I cried hard through this chapter. Maybe because it’s just been a long fifteen months of not sleeping. I never went through this in the hospital with either child but the point is, I needed to cry. This mothering thing is all-consuming, like being a doctoral student for twenty plus years. You’re always “on,” needing to do more. Your job is never really finished until you graduate, or in a mom’s case, until they graduate. I assume anyway. Maybe it just never ends.
God as Mother: does God feel like this? Spent, always responsible, having to stay present emotionally? God never sleeps, either, but this feeling of exhaustion, does She get it? We assume Mary does—she had a lot of kids besides Jesus—but does God?
Jesus compares himself to a mother hen longing to gather up his chicks and protect them. He feels frustrated when Jerusalem does not respond to his maternal love (Matt. 23:37 and Luke 13:34). He sees the crowds as “harassed and helpless” like sheep without a shepherd and feels compassion for them (Matt. 10:36). .

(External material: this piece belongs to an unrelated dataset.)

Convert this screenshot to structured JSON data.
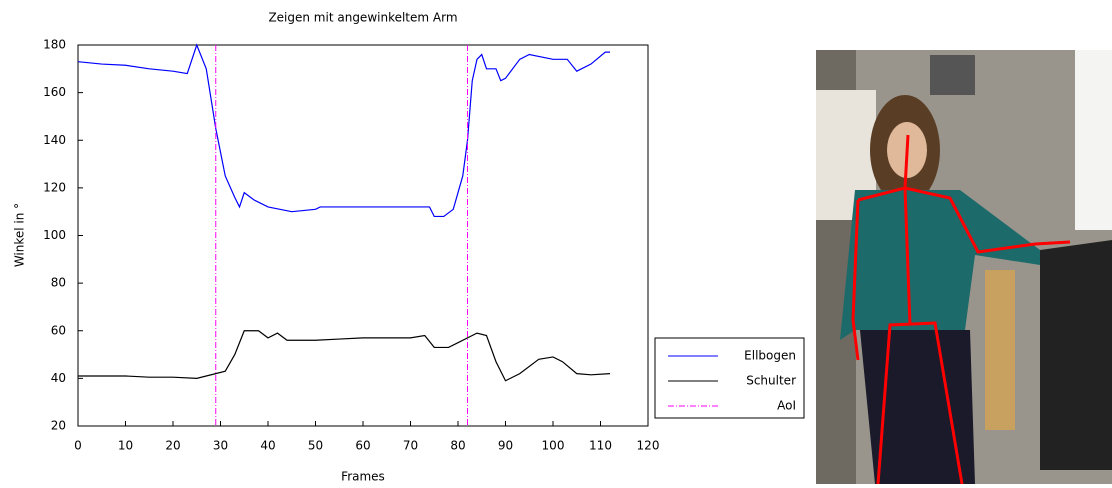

It seems like God wants to mother each of us and yet we are often a lost sheep she searches for, the one she leaves the ninety-nine to find (Luke 15:3). And we often refuse to be found. Normal children reciprocate. They want to be near their Mother and Father.

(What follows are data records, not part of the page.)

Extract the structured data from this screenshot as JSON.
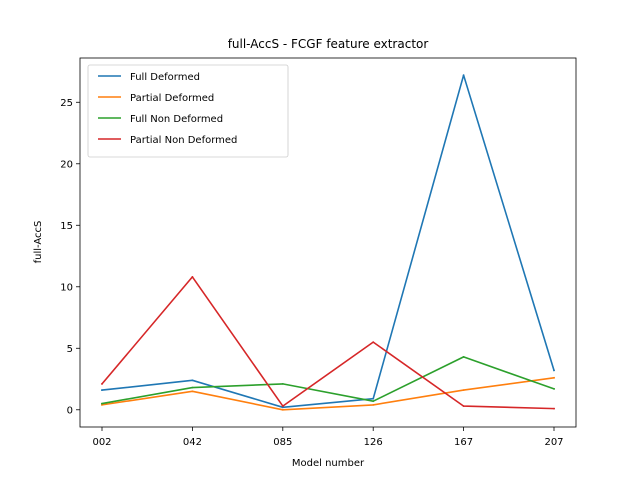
{
  "chart_data": {
    "type": "line",
    "title": "full-AccS - FCGF feature extractor",
    "xlabel": "Model number",
    "ylabel": "full-AccS",
    "categories": [
      "002",
      "042",
      "085",
      "126",
      "167",
      "207"
    ],
    "ylim": [
      -1.4,
      28.6
    ],
    "yticks": [
      0,
      5,
      10,
      15,
      20,
      25
    ],
    "grid": false,
    "legend_position": "upper-left",
    "series": [
      {
        "name": "Full Deformed",
        "color": "#1f77b4",
        "values": [
          1.6,
          2.4,
          0.2,
          0.9,
          27.2,
          3.2
        ]
      },
      {
        "name": "Partial Deformed",
        "color": "#ff7f0e",
        "values": [
          0.4,
          1.5,
          0.0,
          0.4,
          1.6,
          2.6
        ]
      },
      {
        "name": "Full Non Deformed",
        "color": "#2ca02c",
        "values": [
          0.5,
          1.8,
          2.1,
          0.7,
          4.3,
          1.7
        ]
      },
      {
        "name": "Partial Non Deformed",
        "color": "#d62728",
        "values": [
          2.1,
          10.8,
          0.3,
          5.5,
          0.3,
          0.1
        ]
      }
    ]
  }
}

So maybe the pain of Mother God is even more searing than anything we usually go through as mothers. She has so many runaways, so many lost kids. And is never sleeping, but always looking for us, and trying to get us to listen to her. Yelling, maybe, even screaming sometimes. “Come home! Come home to Mama!” she calls out.
But we can’t hear Her very well, not in some of the ways She speaks, through events and people and children and even animals, and in the quiet voice we hear that we think must not really be Her.
Maybe Mother God keeps calm and carries on. Maybe She doesn’t lose it out of the stress of worrying over us or constantly carrying the ones who stay with her. But Jesus expressed His sorrow over children He wanted to protect (“how often I have wanted to gather your children together!” Matt. 23:37), and who just wouldn’t be loved. So, why wouldn’t Mother God?
My image of God is expanding to include a forlorn Mother.
And again I’ve reached my limits; I am not divine. I need the help of Mother God.
“Hear my cry, El Shaddai, and listen to my prayer.
I have reached my limits, and my heart is faint…
O lead me to the high rock of Your safekeeping.
Be my protection in the midst of foes.
Let me always abide in Your presence.
Hide me in the shelter of Your wings.”